We all have boxes of cables for everything we have had in the past, those white red and yellow AV cables, those red green and blue cables, and loads of others besides. Let’s go through and recycle the ones we don’t need.
Sort your cables
Sort your cables into what function they provide, by fitting the connector to the device, you can store it with that cable and save space by recycling any cables you don’t need any more.
Use elastic bands and Velcro ties to bundle up the cables you are keeping and if you are not storing the cable with the devices, label them what function they are for and what device they fit together with the date you sorted it.
If you audit your cable collection in the future, you will easily see when you matched them and can recycle any cables from devices you no longer own.
Old phones and their cables
Go through your old phones and remove old SIM cards and memory cards. Go through your phones and remove contacts and messages.
Once you are happy that your data is removed, you can recycle your mobile phones at the nearest recycling point, which you can find on the Recycle Now website.
A/V Cables
Unless you are using older games consoles, you won’t need to keep the older cables.
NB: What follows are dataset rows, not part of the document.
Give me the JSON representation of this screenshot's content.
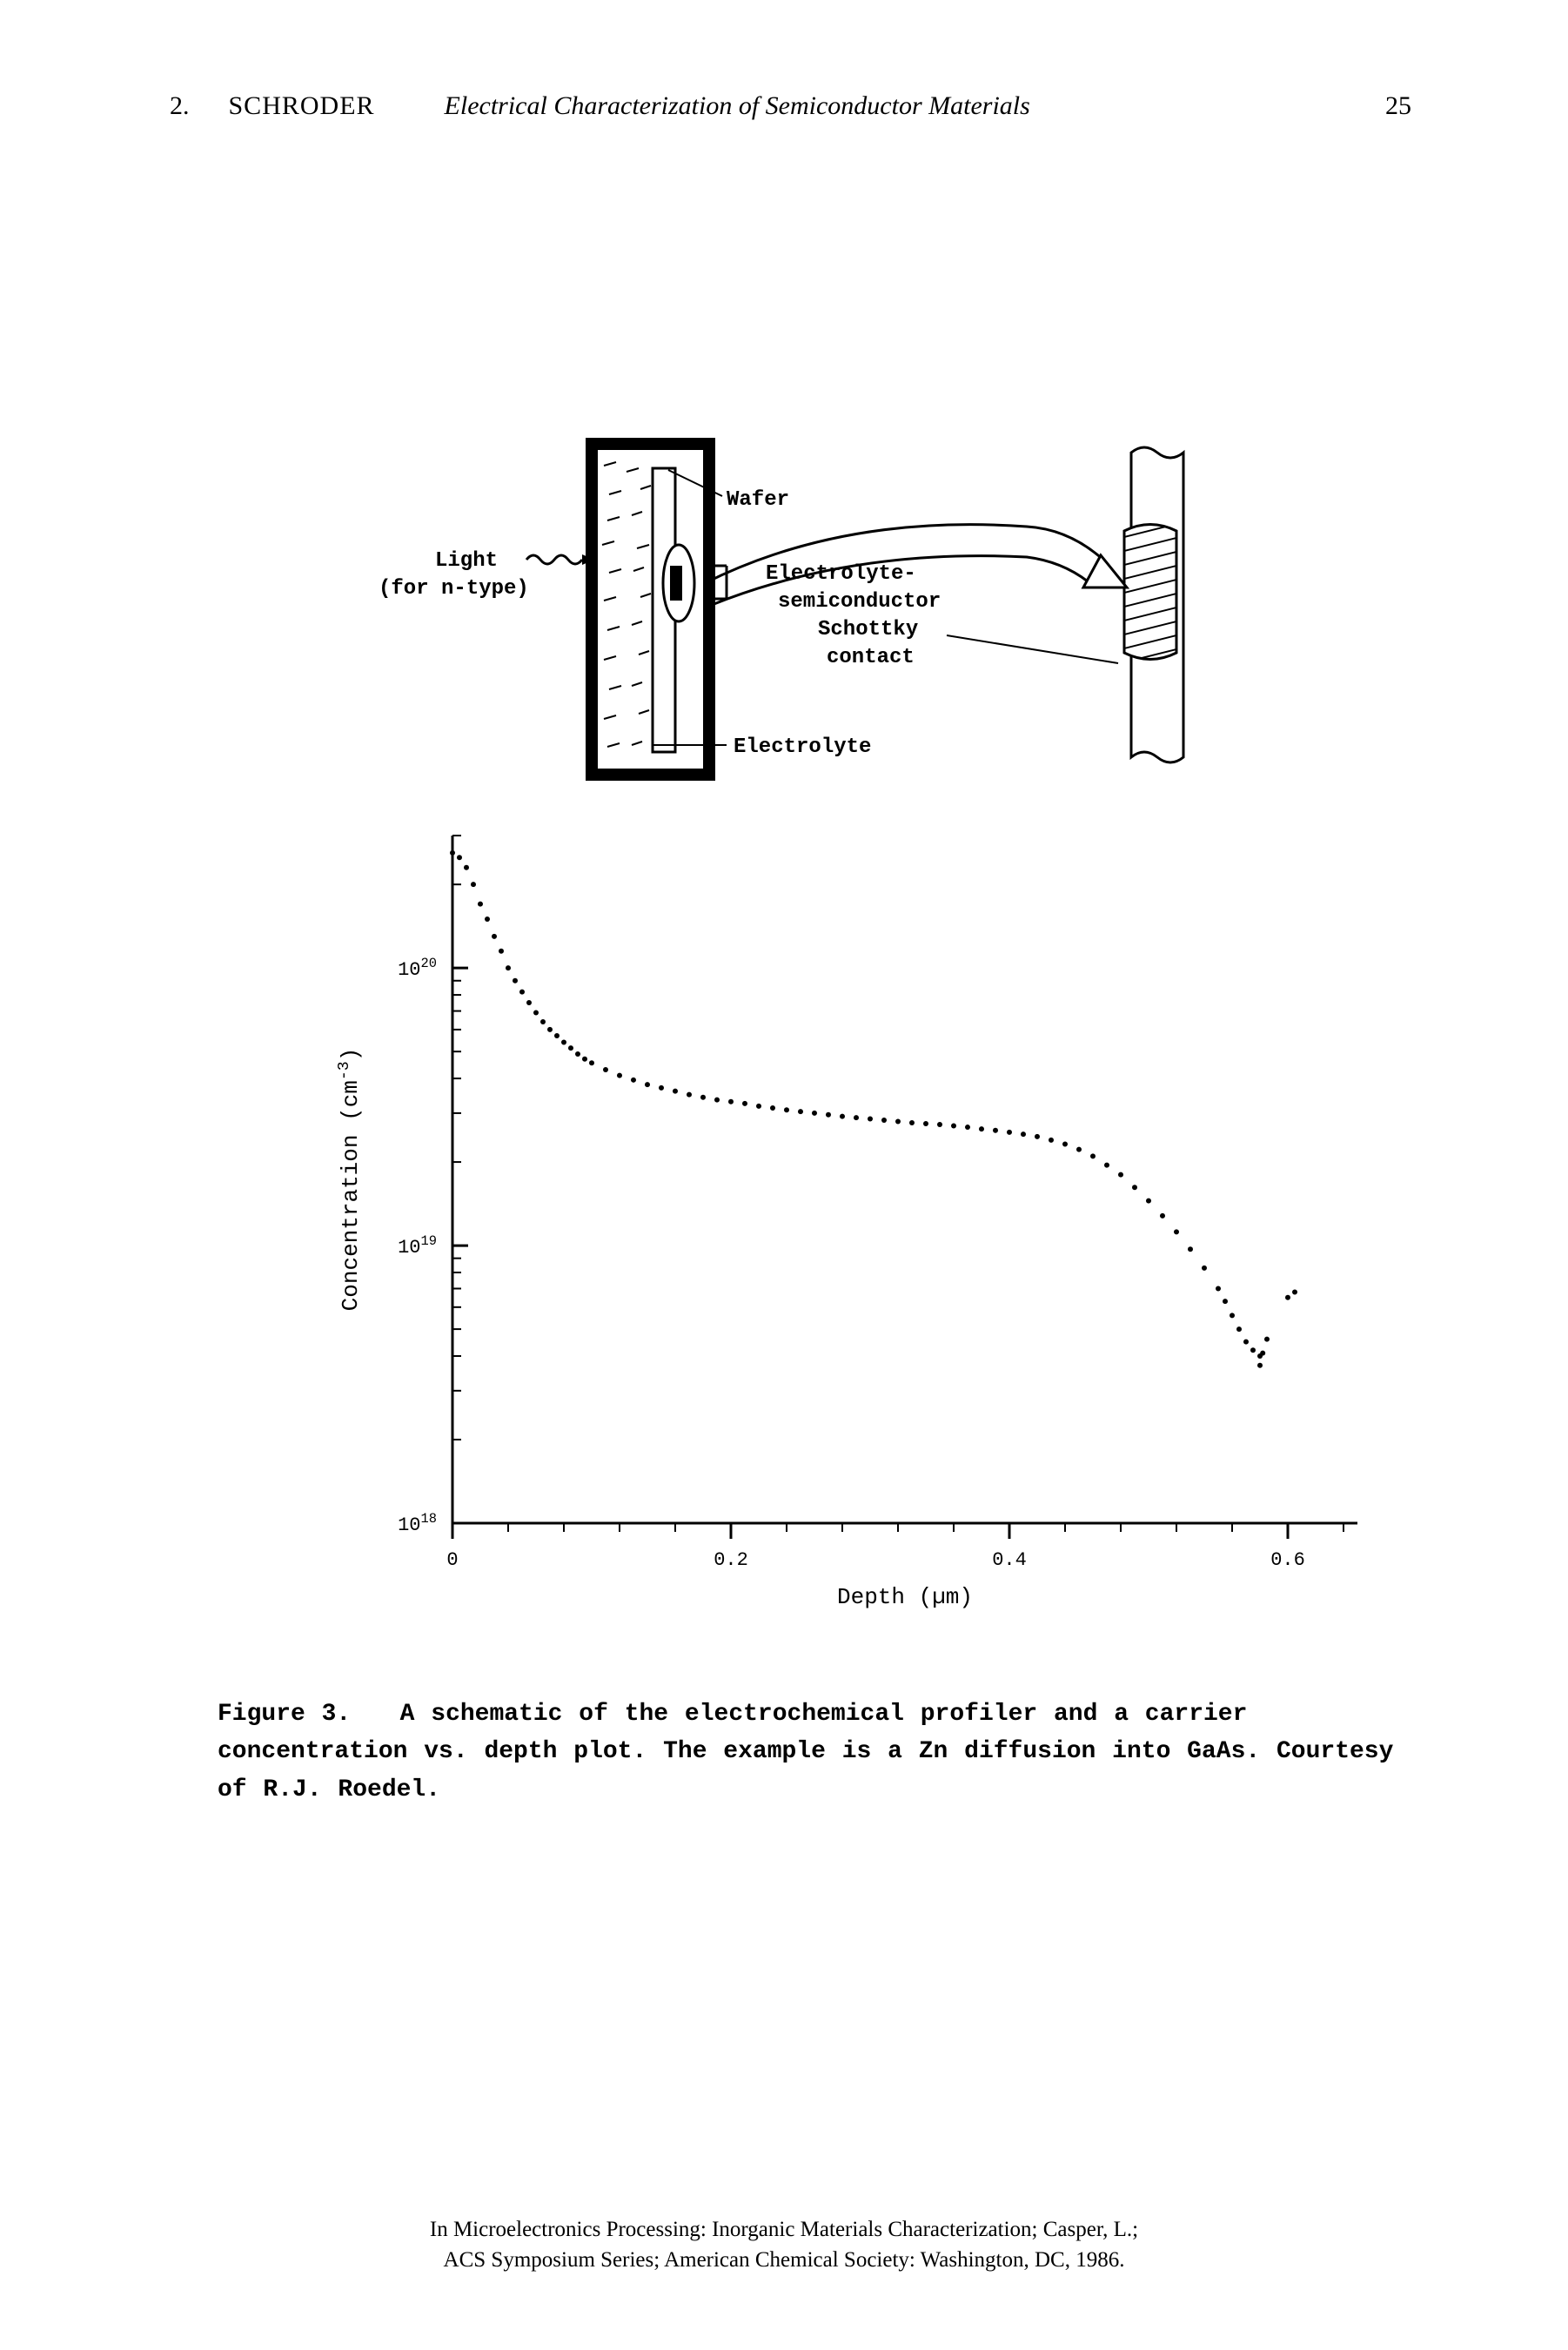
{
  "header": {
    "chapter_number": "2.",
    "author": "SCHRODER",
    "chapter_title": "Electrical Characterization of Semiconductor Materials",
    "page_number": "25"
  },
  "schematic": {
    "labels": {
      "light": "Light",
      "light_note": "(for n-type)",
      "wafer": "Wafer",
      "electrolyte_semi": "Electrolyte-",
      "semiconductor": "semiconductor",
      "schottky": "Schottky",
      "contact": "contact",
      "electrolyte": "Electrolyte"
    },
    "colors": {
      "stroke": "#000000",
      "background": "#ffffff",
      "hatch": "#000000"
    },
    "line_width_outer": 8,
    "line_width_inner": 2
  },
  "plot": {
    "type": "scatter",
    "xlabel": "Depth (µm)",
    "ylabel": "Concentration (cm⁻³)",
    "xlim": [
      0,
      0.65
    ],
    "ylim": [
      1e+18,
      3e+20
    ],
    "yscale": "log",
    "xticks": [
      0,
      0.2,
      0.4,
      0.6
    ],
    "xtick_labels": [
      "0",
      "0.2",
      "0.4",
      "0.6"
    ],
    "xminor_step": 0.04,
    "yticks": [
      1e+18,
      1e+19,
      1e+20
    ],
    "ytick_labels": [
      "10¹⁸",
      "10¹⁹",
      "10²⁰"
    ],
    "marker_size": 3,
    "marker_color": "#000000",
    "axis_color": "#000000",
    "background_color": "#ffffff",
    "label_fontsize": 26,
    "tick_fontsize": 22,
    "line_width": 3,
    "data": [
      [
        0.0,
        2.6e+20
      ],
      [
        0.005,
        2.5e+20
      ],
      [
        0.01,
        2.3e+20
      ],
      [
        0.015,
        2e+20
      ],
      [
        0.02,
        1.7e+20
      ],
      [
        0.025,
        1.5e+20
      ],
      [
        0.03,
        1.3e+20
      ],
      [
        0.035,
        1.15e+20
      ],
      [
        0.04,
        1e+20
      ],
      [
        0.045,
        9e+19
      ],
      [
        0.05,
        8.2e+19
      ],
      [
        0.055,
        7.5e+19
      ],
      [
        0.06,
        6.9e+19
      ],
      [
        0.065,
        6.4e+19
      ],
      [
        0.07,
        6e+19
      ],
      [
        0.075,
        5.7e+19
      ],
      [
        0.08,
        5.4e+19
      ],
      [
        0.085,
        5.15e+19
      ],
      [
        0.09,
        4.9e+19
      ],
      [
        0.095,
        4.7e+19
      ],
      [
        0.1,
        4.55e+19
      ],
      [
        0.11,
        4.3e+19
      ],
      [
        0.12,
        4.1e+19
      ],
      [
        0.13,
        3.95e+19
      ],
      [
        0.14,
        3.8e+19
      ],
      [
        0.15,
        3.7e+19
      ],
      [
        0.16,
        3.6e+19
      ],
      [
        0.17,
        3.5e+19
      ],
      [
        0.18,
        3.42e+19
      ],
      [
        0.19,
        3.35e+19
      ],
      [
        0.2,
        3.3e+19
      ],
      [
        0.21,
        3.25e+19
      ],
      [
        0.22,
        3.18e+19
      ],
      [
        0.23,
        3.13e+19
      ],
      [
        0.24,
        3.08e+19
      ],
      [
        0.25,
        3.04e+19
      ],
      [
        0.26,
        3e+19
      ],
      [
        0.27,
        2.96e+19
      ],
      [
        0.28,
        2.92e+19
      ],
      [
        0.29,
        2.89e+19
      ],
      [
        0.3,
        2.86e+19
      ],
      [
        0.31,
        2.83e+19
      ],
      [
        0.32,
        2.8e+19
      ],
      [
        0.33,
        2.77e+19
      ],
      [
        0.34,
        2.75e+19
      ],
      [
        0.35,
        2.73e+19
      ],
      [
        0.36,
        2.7e+19
      ],
      [
        0.37,
        2.67e+19
      ],
      [
        0.38,
        2.63e+19
      ],
      [
        0.39,
        2.6e+19
      ],
      [
        0.4,
        2.56e+19
      ],
      [
        0.41,
        2.52e+19
      ],
      [
        0.42,
        2.47e+19
      ],
      [
        0.43,
        2.4e+19
      ],
      [
        0.44,
        2.32e+19
      ],
      [
        0.45,
        2.22e+19
      ],
      [
        0.46,
        2.1e+19
      ],
      [
        0.47,
        1.95e+19
      ],
      [
        0.48,
        1.8e+19
      ],
      [
        0.49,
        1.62e+19
      ],
      [
        0.5,
        1.45e+19
      ],
      [
        0.51,
        1.28e+19
      ],
      [
        0.52,
        1.12e+19
      ],
      [
        0.53,
        9.7e+18
      ],
      [
        0.54,
        8.3e+18
      ],
      [
        0.55,
        7e+18
      ],
      [
        0.555,
        6.3e+18
      ],
      [
        0.56,
        5.6e+18
      ],
      [
        0.565,
        5e+18
      ],
      [
        0.57,
        4.5e+18
      ],
      [
        0.575,
        4.2e+18
      ],
      [
        0.58,
        4e+18
      ],
      [
        0.582,
        4.1e+18
      ],
      [
        0.585,
        4.6e+18
      ],
      [
        0.6,
        6.5e+18
      ],
      [
        0.605,
        6.8e+18
      ],
      [
        0.58,
        3.7e+18
      ]
    ]
  },
  "caption": {
    "figure_label": "Figure 3.",
    "text": "A schematic of the electrochemical profiler and a carrier concentration vs. depth plot.  The example is a Zn diffusion into GaAs.  Courtesy of R.J. Roedel."
  },
  "footer": {
    "line1": "In Microelectronics Processing: Inorganic Materials Characterization; Casper, L.;",
    "line2": "ACS Symposium Series; American Chemical Society: Washington, DC, 1986."
  }
}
You won’t be connecting newer devices using anything other than HDMI these days, so you can get rid of all the other cables, and just keep a couple as spares. I have included the connector types that were commonly used to aid identification.
Guide to connectors - Analogue
Composite video
Composite video uses a single yellow phono connector for the video picture.
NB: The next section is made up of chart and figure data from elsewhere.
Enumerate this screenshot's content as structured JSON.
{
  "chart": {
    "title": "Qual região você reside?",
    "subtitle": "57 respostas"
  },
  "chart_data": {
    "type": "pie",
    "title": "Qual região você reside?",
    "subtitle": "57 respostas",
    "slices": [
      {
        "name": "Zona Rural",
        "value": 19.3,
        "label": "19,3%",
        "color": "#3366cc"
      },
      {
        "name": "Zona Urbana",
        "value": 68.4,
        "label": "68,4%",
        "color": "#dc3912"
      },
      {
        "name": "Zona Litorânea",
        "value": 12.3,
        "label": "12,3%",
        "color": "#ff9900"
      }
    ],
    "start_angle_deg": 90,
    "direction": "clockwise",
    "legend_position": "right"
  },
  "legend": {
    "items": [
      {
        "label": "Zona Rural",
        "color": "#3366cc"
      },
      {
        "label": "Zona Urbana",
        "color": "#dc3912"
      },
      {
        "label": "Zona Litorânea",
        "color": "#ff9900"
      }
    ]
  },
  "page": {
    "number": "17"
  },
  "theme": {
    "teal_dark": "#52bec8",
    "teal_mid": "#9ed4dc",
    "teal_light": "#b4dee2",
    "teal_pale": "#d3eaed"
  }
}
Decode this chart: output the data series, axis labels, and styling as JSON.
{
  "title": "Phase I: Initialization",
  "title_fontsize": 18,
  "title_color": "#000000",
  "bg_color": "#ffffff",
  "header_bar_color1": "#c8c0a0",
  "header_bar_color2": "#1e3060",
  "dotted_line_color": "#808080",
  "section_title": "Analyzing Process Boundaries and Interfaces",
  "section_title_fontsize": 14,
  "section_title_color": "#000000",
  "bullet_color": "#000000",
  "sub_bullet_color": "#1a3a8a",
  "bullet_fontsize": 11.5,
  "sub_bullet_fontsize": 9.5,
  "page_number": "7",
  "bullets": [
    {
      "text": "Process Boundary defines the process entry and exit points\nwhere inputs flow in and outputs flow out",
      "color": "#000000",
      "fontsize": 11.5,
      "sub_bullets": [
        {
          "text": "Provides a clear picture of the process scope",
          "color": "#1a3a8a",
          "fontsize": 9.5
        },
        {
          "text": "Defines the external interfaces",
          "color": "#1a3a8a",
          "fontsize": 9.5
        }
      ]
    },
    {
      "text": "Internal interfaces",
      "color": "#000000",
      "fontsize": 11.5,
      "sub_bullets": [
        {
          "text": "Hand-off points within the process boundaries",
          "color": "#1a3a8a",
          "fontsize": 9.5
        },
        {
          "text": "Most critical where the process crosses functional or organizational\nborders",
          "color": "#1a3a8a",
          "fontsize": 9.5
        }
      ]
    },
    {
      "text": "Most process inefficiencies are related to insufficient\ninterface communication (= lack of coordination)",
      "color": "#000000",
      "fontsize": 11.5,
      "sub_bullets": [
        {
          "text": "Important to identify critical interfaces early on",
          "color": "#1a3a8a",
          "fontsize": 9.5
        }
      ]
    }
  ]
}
Audio is provided by red and white phono connectors.
Component video
Component video uses three distinct colour channels for the video using phono connectors. Audio is provided the same way as Composite video.
S-video
S-video uses 4 pins to provide the video connection. Audio is provided the same way as Composite video.
SCART
SCART is a connector that combines both component video (RGB) and composite video support as well as S-video. It also includes the audio.
VGA
The VGA connector supplies RGB channels with both vertical and horizontal sync pins. Audio is either provided via a 3.5mm connector or red and white phono connectors.
Guide to connectors - Digital
DVI
DVI is actually a system that can use analogue (DVI-A), digital (DVI-D) and integrated (DVI-I) to send the picture. Audio is provided the same as VGA.
HDMI
HDMI is a break from previous connectors as both audio and video are sent digitally through this connector in 3 dedicated channels.
Camera cables
Sort out the cables you use with your cameras and get rid of any cables that don’t fit the camera you use.
Smartphones have much better cameras in them these days, in comparison to compact domestic cameras so you will be better off recycling your old camera and their cables.
Computer cables
Unless you have a specific need to keep older connectors, these can be disposed of.
Since most computer devices are USB these days, you no longer have to work with a soup of different cables.
Match your USB cables with your devices and store them with these devices, then recycle any cables that are extra or don’t match.
Here are some examples of those older cables and connectors:
Serial/Parallel/MIDI
Centronics parallel, serial (RS232) and MIDI/game port.
Keyboard
IBM AT keyboard and IBM PS/2 keyboard and mouse.